An analytical study of resonant transport of Bose-Einstein condensates

TL;DR

This paper analytically investigates the transport properties and eigenstate behaviors of Bose-Einstein condensates in a one-dimensional square well, revealing bistability, crossing scenarios, and state transformations due to nonlinearity.

Contribution

It provides an analytical study of resonant transport, bound states, and eigenstate transformations in a nonlinear Schrödinger equation model for Bose-Einstein condensates.

Findings

Resonances and bound states are obtained analytically.

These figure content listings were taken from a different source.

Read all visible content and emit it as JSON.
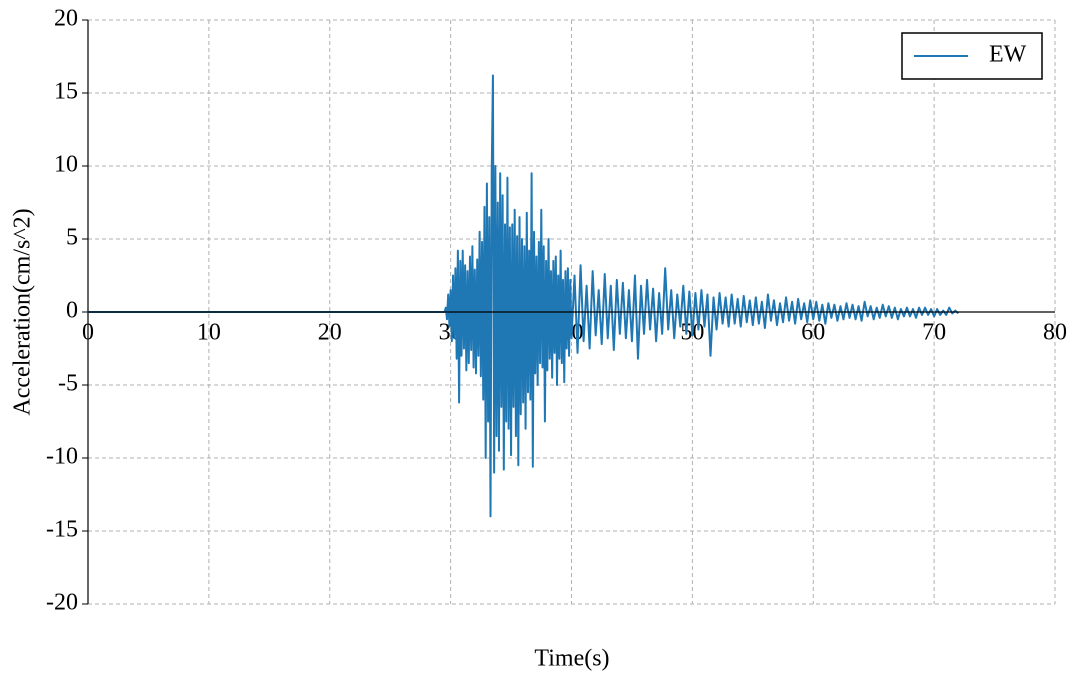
{
  "chart_data": {
    "type": "line",
    "xlabel": "Time(s)",
    "ylabel": "Acceleration(cm/s^2)",
    "xlim": [
      0,
      80
    ],
    "xticks": [
      0,
      10,
      20,
      30,
      40,
      50,
      60,
      70,
      80
    ],
    "ylim": [
      -20,
      20
    ],
    "yticks": [
      20,
      15,
      10,
      5,
      0,
      -5,
      -10,
      -15,
      -20
    ],
    "grid": true,
    "legend": "upper right",
    "x": [
      0,
      29.5,
      29.6,
      29.7,
      29.8,
      29.9,
      30,
      30.1,
      30.2,
      30.3,
      30.4,
      30.5,
      30.6,
      30.7,
      30.8,
      30.9,
      31,
      31.1,
      31.2,
      31.3,
      31.4,
      31.5,
      31.6,
      31.7,
      31.8,
      31.9,
      32,
      32.1,
      32.2,
      32.3,
      32.4,
      32.5,
      32.6,
      32.7,
      32.8,
      32.9,
      33,
      33.1,
      33.2,
      33.3,
      33.4,
      33.5,
      33.6,
      33.7,
      33.8,
      33.9,
      34,
      34.1,
      34.2,
      34.3,
      34.4,
      34.5,
      34.6,
      34.7,
      34.8,
      34.9,
      35,
      35.1,
      35.2,
      35.3,
      35.4,
      35.5,
      35.6,
      35.7,
      35.8,
      35.9,
      36,
      36.1,
      36.2,
      36.3,
      36.4,
      36.5,
      36.6,
      36.7,
      36.8,
      36.9,
      37,
      37.1,
      37.2,
      37.3,
      37.4,
      37.5,
      37.6,
      37.7,
      37.8,
      37.9,
      38,
      38.1,
      38.2,
      38.3,
      38.4,
      38.5,
      38.6,
      38.7,
      38.8,
      38.9,
      39,
      39.1,
      39.2,
      39.3,
      39.4,
      39.5,
      39.6,
      39.7,
      39.8,
      39.9,
      40,
      40.25,
      40.5,
      40.75,
      41,
      41.25,
      41.5,
      41.75,
      42,
      42.25,
      42.5,
      42.75,
      43,
      43.25,
      43.5,
      43.75,
      44,
      44.25,
      44.5,
      44.75,
      45,
      45.25,
      45.5,
      45.75,
      46,
      46.25,
      46.5,
      46.75,
      47,
      47.25,
      47.5,
      47.75,
      48,
      48.25,
      48.5,
      48.75,
      49,
      49.25,
      49.5,
      49.75,
      50,
      50.25,
      50.5,
      50.75,
      51,
      51.25,
      51.5,
      51.75,
      52,
      52.25,
      52.5,
      52.75,
      53,
      53.25,
      53.5,
      53.75,
      54,
      54.25,
      54.5,
      54.75,
      55,
      55.25,
      55.5,
      55.75,
      56,
      56.25,
      56.5,
      56.75,
      57,
      57.25,
      57.5,
      57.75,
      58,
      58.25,
      58.5,
      58.75,
      59,
      59.25,
      59.5,
      59.75,
      60,
      60.25,
      60.5,
      60.75,
      61,
      61.25,
      61.5,
      61.75,
      62,
      62.25,
      62.5,
      62.75,
      63,
      63.25,
      63.5,
      63.75,
      64,
      64.25,
      64.5,
      64.75,
      65,
      65.25,
      65.5,
      65.75,
      66,
      66.25,
      66.5,
      66.75,
      67,
      67.25,
      67.5,
      67.75,
      68,
      68.25,
      68.5,
      68.75,
      69,
      69.25,
      69.5,
      69.75,
      70,
      70.25,
      70.5,
      70.75,
      71,
      71.25,
      71.5,
      71.75,
      72
    ],
    "series": [
      {
        "name": "EW",
        "color": "#1f77b4",
        "values": [
          0,
          0,
          0.3,
          -0.5,
          1.2,
          -1.0,
          1.5,
          -2.0,
          2.5,
          -1.8,
          3.0,
          -3.2,
          4.2,
          -6.2,
          3.5,
          -3.0,
          4.2,
          -2.5,
          3.2,
          -4.0,
          2.8,
          -3.5,
          3.8,
          -2.6,
          4.5,
          -3.8,
          2.9,
          -4.2,
          3.6,
          -3.0,
          5.5,
          -4.4,
          4.8,
          -6.0,
          7.2,
          -10.0,
          8.8,
          -7.5,
          6.5,
          -14.0,
          9.5,
          16.2,
          -11.0,
          10.0,
          -8.5,
          7.5,
          -9.5,
          9.5,
          -6.5,
          8.0,
          -10.8,
          6.0,
          -7.5,
          9.2,
          -8.0,
          5.8,
          -9.8,
          6.0,
          -6.5,
          7.0,
          -8.5,
          5.2,
          -10.5,
          6.5,
          -7.0,
          5.0,
          -6.2,
          4.5,
          -8.0,
          6.8,
          -5.5,
          4.2,
          -6.0,
          9.5,
          -10.6,
          5.5,
          -4.2,
          3.8,
          -5.0,
          4.8,
          -3.5,
          7.0,
          -3.8,
          4.5,
          -7.5,
          3.5,
          -4.0,
          5.0,
          -3.2,
          2.8,
          -4.5,
          3.5,
          -2.8,
          3.8,
          -5.0,
          2.5,
          -3.2,
          4.2,
          -3.5,
          2.2,
          -4.8,
          2.8,
          -2.5,
          3.0,
          -3.0,
          2.2,
          -1.8,
          2.5,
          -2.8,
          3.2,
          -2.0,
          1.8,
          -2.5,
          2.8,
          -1.6,
          1.5,
          -2.2,
          2.6,
          -1.8,
          1.8,
          -2.6,
          2.2,
          -1.5,
          2.0,
          -1.8,
          1.5,
          -2.0,
          2.5,
          -3.2,
          1.8,
          -1.5,
          2.2,
          -1.2,
          1.6,
          -2.0,
          1.3,
          -1.5,
          3.0,
          -1.2,
          1.5,
          -1.8,
          1.2,
          -1.0,
          1.8,
          -1.5,
          1.4,
          -1.6,
          1.3,
          -1.2,
          1.5,
          -1.0,
          1.2,
          -3.0,
          1.0,
          -1.2,
          1.3,
          -0.8,
          1.0,
          -1.0,
          1.2,
          -0.8,
          0.9,
          -1.0,
          1.1,
          -0.7,
          0.8,
          -0.9,
          1.0,
          -0.8,
          0.7,
          -1.1,
          1.2,
          -0.6,
          0.8,
          -0.9,
          0.6,
          -0.7,
          1.0,
          -0.6,
          0.7,
          -0.8,
          0.9,
          -0.5,
          0.6,
          -0.7,
          0.8,
          -0.5,
          0.7,
          -0.6,
          0.5,
          -0.8,
          0.6,
          -0.4,
          0.5,
          -0.6,
          0.4,
          -0.5,
          0.6,
          -0.4,
          0.5,
          -0.5,
          0.4,
          -0.6,
          0.7,
          -0.3,
          0.4,
          -0.5,
          0.3,
          -0.4,
          0.5,
          -0.3,
          0.4,
          -0.4,
          0.3,
          -0.5,
          0.2,
          -0.3,
          0.3,
          -0.3,
          0.2,
          -0.4,
          0.3,
          -0.2,
          0.3,
          -0.2,
          0.2,
          -0.3,
          0.2,
          -0.2,
          0.1,
          -0.2,
          0.3,
          -0.1,
          0.1,
          -0.1
        ]
      }
    ]
  }
}
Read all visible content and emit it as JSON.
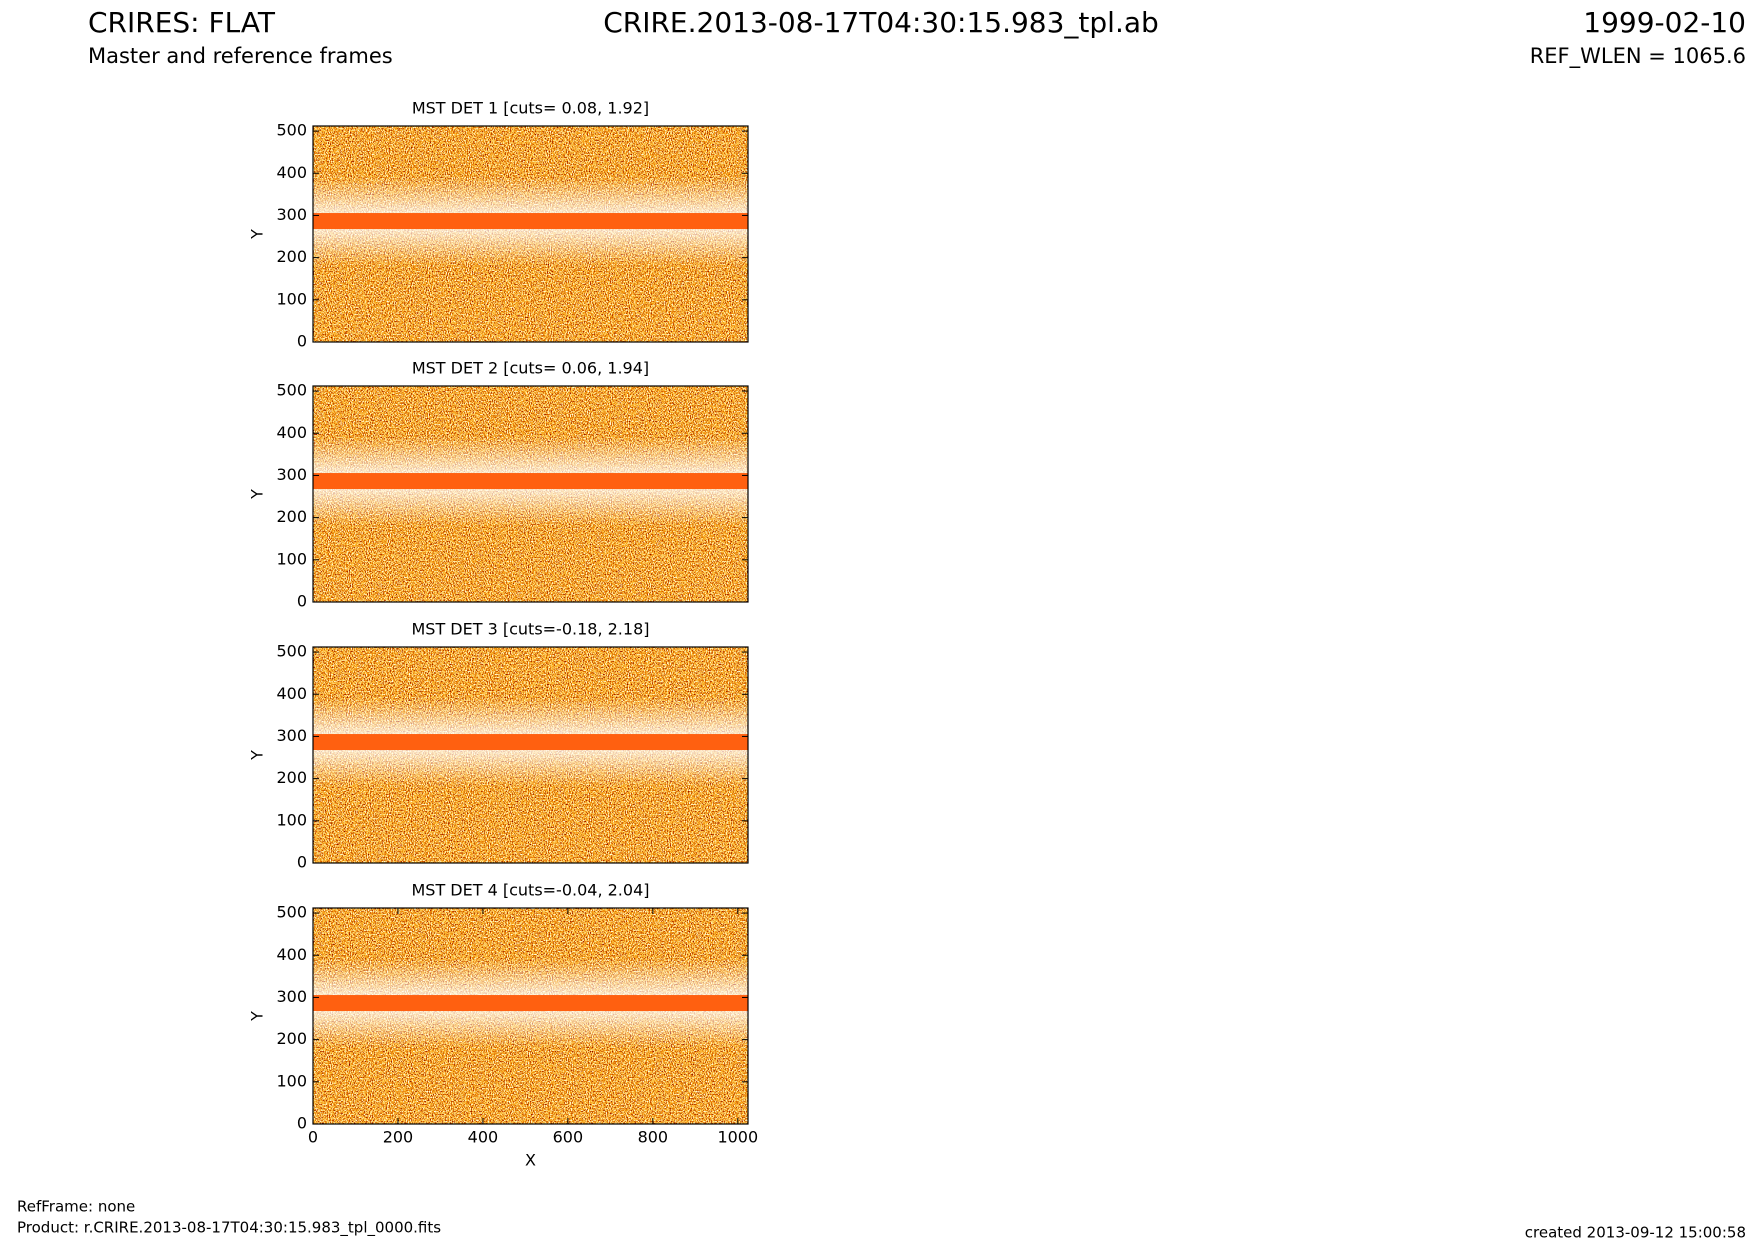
{
  "header": {
    "title": "CRIRES: FLAT",
    "subtitle": "Master and reference frames",
    "filename": "CRIRE.2013-08-17T04:30:15.983_tpl.ab",
    "date": "1999-02-10",
    "ref_wlen": "REF_WLEN = 1065.6"
  },
  "footer": {
    "refframe": "RefFrame: none",
    "product": "Product: r.CRIRE.2013-08-17T04:30:15.983_tpl_0000.fits",
    "created": "created 2013-09-12 15:00:58"
  },
  "chart_data": [
    {
      "type": "image",
      "title": "MST DET 1 [cuts= 0.08, 1.92]",
      "ylabel": "Y",
      "xlim": [
        0,
        1024
      ],
      "ylim": [
        0,
        512
      ],
      "yticks": [
        0,
        100,
        200,
        300,
        400,
        500
      ]
    },
    {
      "type": "image",
      "title": "MST DET 2 [cuts= 0.06, 1.94]",
      "ylabel": "Y",
      "xlim": [
        0,
        1024
      ],
      "ylim": [
        0,
        512
      ],
      "yticks": [
        0,
        100,
        200,
        300,
        400,
        500
      ]
    },
    {
      "type": "image",
      "title": "MST DET 3 [cuts=-0.18, 2.18]",
      "ylabel": "Y",
      "xlim": [
        0,
        1024
      ],
      "ylim": [
        0,
        512
      ],
      "yticks": [
        0,
        100,
        200,
        300,
        400,
        500
      ]
    },
    {
      "type": "image",
      "title": "MST DET 4 [cuts=-0.04, 2.04]",
      "ylabel": "Y",
      "xlabel": "X",
      "xlim": [
        0,
        1024
      ],
      "ylim": [
        0,
        512
      ],
      "yticks": [
        0,
        100,
        200,
        300,
        400,
        500
      ],
      "xticks": [
        0,
        200,
        400,
        600,
        800,
        1000
      ]
    }
  ]
}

Transformed resonances to bound states due to nonlinearity.

Identified critical nonlinearity for state transformation.

Abstract

We study the stationary nonlinear Schr\"odinger equation, or Gross-Pitaevskii equation, for a one--dimensional finite square well potential. By neglecting the mean--field interaction outside the potential well it is possible to discuss the transport properties of the system analytically in terms of ingoing and outgoing waves. Resonances and bound states are obtained analytically. The transmitted flux shows a bistable behaviour. Novel crossing scenarios of eigenstates similar to beak--to--beak structures are observed for a repulsive mean-field interaction. It is proven that resonances transform to bound states due to an attractive nonlinearity and vice versa for a repulsive nonlinearity, and the critical nonlinearity for the transformation is calculated analytically. The bound state wavefunctions of the system satisfy an oscillation theorem as in the case of linear quantum mechanics. Furthermore, the implications of the eigenstates on the dymamics of the system are discussed.